More common are alternate DNA sequences, called polymorphisms, that lead to different versions of a gene that affect its function slightly.
To learn more about the roots of complex traits, like obesity, scientists use Genome-Wide Association Studies (GWAS) to identify variants of genes linked to a particular disease.
"We extract the DNA from thousands, or even a hundred thousand individuals," says Ruth Loos, director of the Genetics of Obesity and Related Metabolic Traits Program at Icahn School of Medicine at Mount Sinai. Loos and her colleagues then compare the complete set of DNA, or genome, of people who have obesity with those who don’t. The scientists then search for single 'letter' changes and estimate how likely those variants are associated with obesity.

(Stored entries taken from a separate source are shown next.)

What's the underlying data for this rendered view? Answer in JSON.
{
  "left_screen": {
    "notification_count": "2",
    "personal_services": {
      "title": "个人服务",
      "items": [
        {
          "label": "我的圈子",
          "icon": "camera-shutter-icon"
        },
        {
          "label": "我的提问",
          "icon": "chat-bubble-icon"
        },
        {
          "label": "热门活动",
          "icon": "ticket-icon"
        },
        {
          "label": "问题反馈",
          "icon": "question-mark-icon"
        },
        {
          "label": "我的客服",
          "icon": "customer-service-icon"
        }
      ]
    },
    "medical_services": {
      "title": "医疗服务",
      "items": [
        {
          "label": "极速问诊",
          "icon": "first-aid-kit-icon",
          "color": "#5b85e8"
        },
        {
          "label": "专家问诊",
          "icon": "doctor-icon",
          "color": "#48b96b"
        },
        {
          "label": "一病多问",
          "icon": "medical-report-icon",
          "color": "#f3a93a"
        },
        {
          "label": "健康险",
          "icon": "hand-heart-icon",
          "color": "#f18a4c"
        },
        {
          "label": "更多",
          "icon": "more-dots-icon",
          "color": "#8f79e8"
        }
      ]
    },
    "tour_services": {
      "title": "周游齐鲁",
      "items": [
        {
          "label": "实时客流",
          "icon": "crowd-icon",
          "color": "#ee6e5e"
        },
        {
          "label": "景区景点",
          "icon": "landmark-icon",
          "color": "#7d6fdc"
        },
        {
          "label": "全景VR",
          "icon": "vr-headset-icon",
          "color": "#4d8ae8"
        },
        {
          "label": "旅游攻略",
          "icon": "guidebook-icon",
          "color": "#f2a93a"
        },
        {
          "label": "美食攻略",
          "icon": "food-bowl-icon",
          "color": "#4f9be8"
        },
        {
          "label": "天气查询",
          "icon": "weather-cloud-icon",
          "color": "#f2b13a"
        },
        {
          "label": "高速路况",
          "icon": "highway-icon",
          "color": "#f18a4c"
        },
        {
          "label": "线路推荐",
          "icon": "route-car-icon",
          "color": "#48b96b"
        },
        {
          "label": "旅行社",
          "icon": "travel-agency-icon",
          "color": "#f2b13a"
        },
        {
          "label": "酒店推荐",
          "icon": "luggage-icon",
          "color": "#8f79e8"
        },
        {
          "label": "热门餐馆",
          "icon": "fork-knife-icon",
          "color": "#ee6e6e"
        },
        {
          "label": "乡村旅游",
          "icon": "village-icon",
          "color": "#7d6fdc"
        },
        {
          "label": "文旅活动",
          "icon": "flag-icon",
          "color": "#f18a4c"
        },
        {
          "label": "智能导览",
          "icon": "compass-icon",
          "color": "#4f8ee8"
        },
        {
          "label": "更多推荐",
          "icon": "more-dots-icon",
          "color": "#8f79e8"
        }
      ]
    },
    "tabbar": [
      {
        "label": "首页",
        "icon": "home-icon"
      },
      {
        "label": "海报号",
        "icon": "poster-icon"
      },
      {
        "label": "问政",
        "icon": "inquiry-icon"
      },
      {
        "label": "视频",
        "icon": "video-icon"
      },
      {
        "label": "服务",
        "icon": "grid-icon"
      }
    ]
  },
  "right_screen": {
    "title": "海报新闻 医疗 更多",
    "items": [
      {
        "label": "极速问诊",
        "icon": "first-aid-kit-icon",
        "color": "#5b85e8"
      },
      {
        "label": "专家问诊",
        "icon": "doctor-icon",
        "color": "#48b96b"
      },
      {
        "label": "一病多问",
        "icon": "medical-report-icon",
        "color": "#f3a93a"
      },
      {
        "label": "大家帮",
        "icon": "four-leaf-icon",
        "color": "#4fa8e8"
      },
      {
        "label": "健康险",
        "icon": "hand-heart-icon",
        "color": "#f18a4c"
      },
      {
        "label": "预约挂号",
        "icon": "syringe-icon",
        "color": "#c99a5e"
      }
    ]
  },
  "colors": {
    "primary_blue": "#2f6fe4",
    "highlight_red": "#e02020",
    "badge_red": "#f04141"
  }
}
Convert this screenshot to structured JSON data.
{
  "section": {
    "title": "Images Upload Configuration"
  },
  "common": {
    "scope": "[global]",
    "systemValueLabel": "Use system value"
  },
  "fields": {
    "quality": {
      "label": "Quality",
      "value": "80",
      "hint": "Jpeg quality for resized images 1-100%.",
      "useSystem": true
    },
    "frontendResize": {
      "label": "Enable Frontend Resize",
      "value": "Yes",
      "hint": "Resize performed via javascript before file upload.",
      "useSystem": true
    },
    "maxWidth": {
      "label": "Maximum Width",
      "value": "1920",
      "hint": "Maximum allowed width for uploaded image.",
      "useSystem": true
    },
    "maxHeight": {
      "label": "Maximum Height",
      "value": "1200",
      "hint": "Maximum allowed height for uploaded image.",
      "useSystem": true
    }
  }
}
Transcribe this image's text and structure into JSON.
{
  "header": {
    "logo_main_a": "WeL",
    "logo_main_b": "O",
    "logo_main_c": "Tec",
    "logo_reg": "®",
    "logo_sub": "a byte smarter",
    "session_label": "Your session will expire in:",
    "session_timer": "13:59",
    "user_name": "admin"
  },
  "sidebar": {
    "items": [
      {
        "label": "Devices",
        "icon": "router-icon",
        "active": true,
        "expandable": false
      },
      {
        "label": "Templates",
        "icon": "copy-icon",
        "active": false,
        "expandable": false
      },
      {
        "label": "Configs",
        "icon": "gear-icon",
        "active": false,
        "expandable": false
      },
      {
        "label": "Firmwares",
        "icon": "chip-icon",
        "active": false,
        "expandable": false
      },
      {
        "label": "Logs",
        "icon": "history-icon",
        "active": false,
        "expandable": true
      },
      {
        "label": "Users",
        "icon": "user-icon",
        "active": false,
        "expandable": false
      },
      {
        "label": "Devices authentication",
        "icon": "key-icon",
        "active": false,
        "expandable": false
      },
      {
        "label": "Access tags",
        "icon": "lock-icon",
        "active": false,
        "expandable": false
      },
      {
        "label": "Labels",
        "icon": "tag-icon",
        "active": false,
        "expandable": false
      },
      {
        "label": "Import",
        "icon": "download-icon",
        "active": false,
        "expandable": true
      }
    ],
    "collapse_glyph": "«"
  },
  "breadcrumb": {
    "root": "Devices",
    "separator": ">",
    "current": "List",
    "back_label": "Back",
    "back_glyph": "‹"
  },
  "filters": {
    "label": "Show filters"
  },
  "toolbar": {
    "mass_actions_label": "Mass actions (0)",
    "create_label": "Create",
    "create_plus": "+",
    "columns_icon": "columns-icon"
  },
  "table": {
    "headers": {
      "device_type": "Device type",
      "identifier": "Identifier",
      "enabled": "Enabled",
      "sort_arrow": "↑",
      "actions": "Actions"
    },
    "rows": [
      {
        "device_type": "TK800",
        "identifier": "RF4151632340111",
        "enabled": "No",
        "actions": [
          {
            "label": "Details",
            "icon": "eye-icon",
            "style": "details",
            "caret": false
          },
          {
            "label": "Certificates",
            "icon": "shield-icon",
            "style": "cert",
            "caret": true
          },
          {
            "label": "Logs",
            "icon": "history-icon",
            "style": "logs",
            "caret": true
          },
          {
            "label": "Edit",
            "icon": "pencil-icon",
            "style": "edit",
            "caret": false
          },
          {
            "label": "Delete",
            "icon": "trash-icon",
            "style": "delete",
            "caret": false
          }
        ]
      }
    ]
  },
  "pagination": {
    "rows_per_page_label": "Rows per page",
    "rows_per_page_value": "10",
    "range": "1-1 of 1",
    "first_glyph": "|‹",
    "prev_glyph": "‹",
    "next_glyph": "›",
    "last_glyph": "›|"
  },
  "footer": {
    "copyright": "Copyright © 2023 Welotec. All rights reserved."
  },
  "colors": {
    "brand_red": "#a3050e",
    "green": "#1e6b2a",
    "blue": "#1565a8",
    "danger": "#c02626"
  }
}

Intrigued by why only some people develop obesity, Christian Dina, a genetic epidemiologist at Nantes University in France, compared the sequences of 2,900 obese patients with 5,100 people with healthy weight. Dina discovered that people with specific variations in a gene called FTO had a 22 percent higher risk of becoming obese. But figuring out why they raise the risk or how these gene variants function can take many more years of research.
For example, studies have shown that a different variant of the FTO gene that affects one in six adult European males can increase their risk of becoming obese by 70 percent. People with this obesity-risk FTO variant have higher levels of the hunger hormone, ghrelin, circulating in their blood, which makes them feel hungry soon after eating a meal. Brain-imaging studies of people carrying this gene variant also reveal that these individuals respond differently to ghrelin and to pictures of food.
For some, a silver lining?
But not all gene variants linked to obesity are bad. A rare gene variant has also been found that can protect against obesity. A study of more than 640,000 people from Mexico, the U.S., and the United Kingdom, found that people who carried an inactive copy of a gene active in the hypothalamus—which regulates hunger and metabolism weighed about 5.3 kilograms (nearly 12 pounds) less and were half as likely of being obese compared with those with working versions.
“But most of the studies that link risk of getting obese with the genetic variations so far have been done on the European and white population,” says Abumrad. That means that the findings may not be relevant to people with different ancestry. The ambitious “All of Us Research Program” launched by the National Institutes of Health in 2018—which plans to recruit at least one million people of various ethnicities—may help to accurately assess the extent of the genetic predisposition to obesity.
Diet and lifestyle are the main drivers in the obesity epidemic, says Dina. "But there is a strong genetic basis in the difference of reaction to the obesogenic environment.”
Dina's, Yeo's and other's work is revealing that variations in many genes involved in our feeding behavior can frequently be linked with a range of obesity traits, such as BMI, body fat percentage, levels of leptin in blood, etc. So far, scientists have identified more than 1,000 gene variants that each explain a very small part of the difference in body weight between people. Their association with increased risk to gain weight usually manifests later in life resulting from an interaction between the presumed risk genes and lifestyle variables, explains Müller.
However, the trends toward increasing obesity worldwide have more to do with lifestyle choices since there are no hints of drastic change in the occurrence of genetic variations across generations. In fact, studies have shown that consumption of fried food in conjunction with the underlying genetic background plays a big role in developing obesity.
While frequent consumption of high-calorie food may cause people with obesity-associated genes to gain weight faster, awareness, prevention, and exercise are very effective in avoiding the obesity.
“Having the same FTO allele that my father has doesn’t mean it will give me obesity,” says Dina. “I have a slightly increased chance, but I can avoid it.”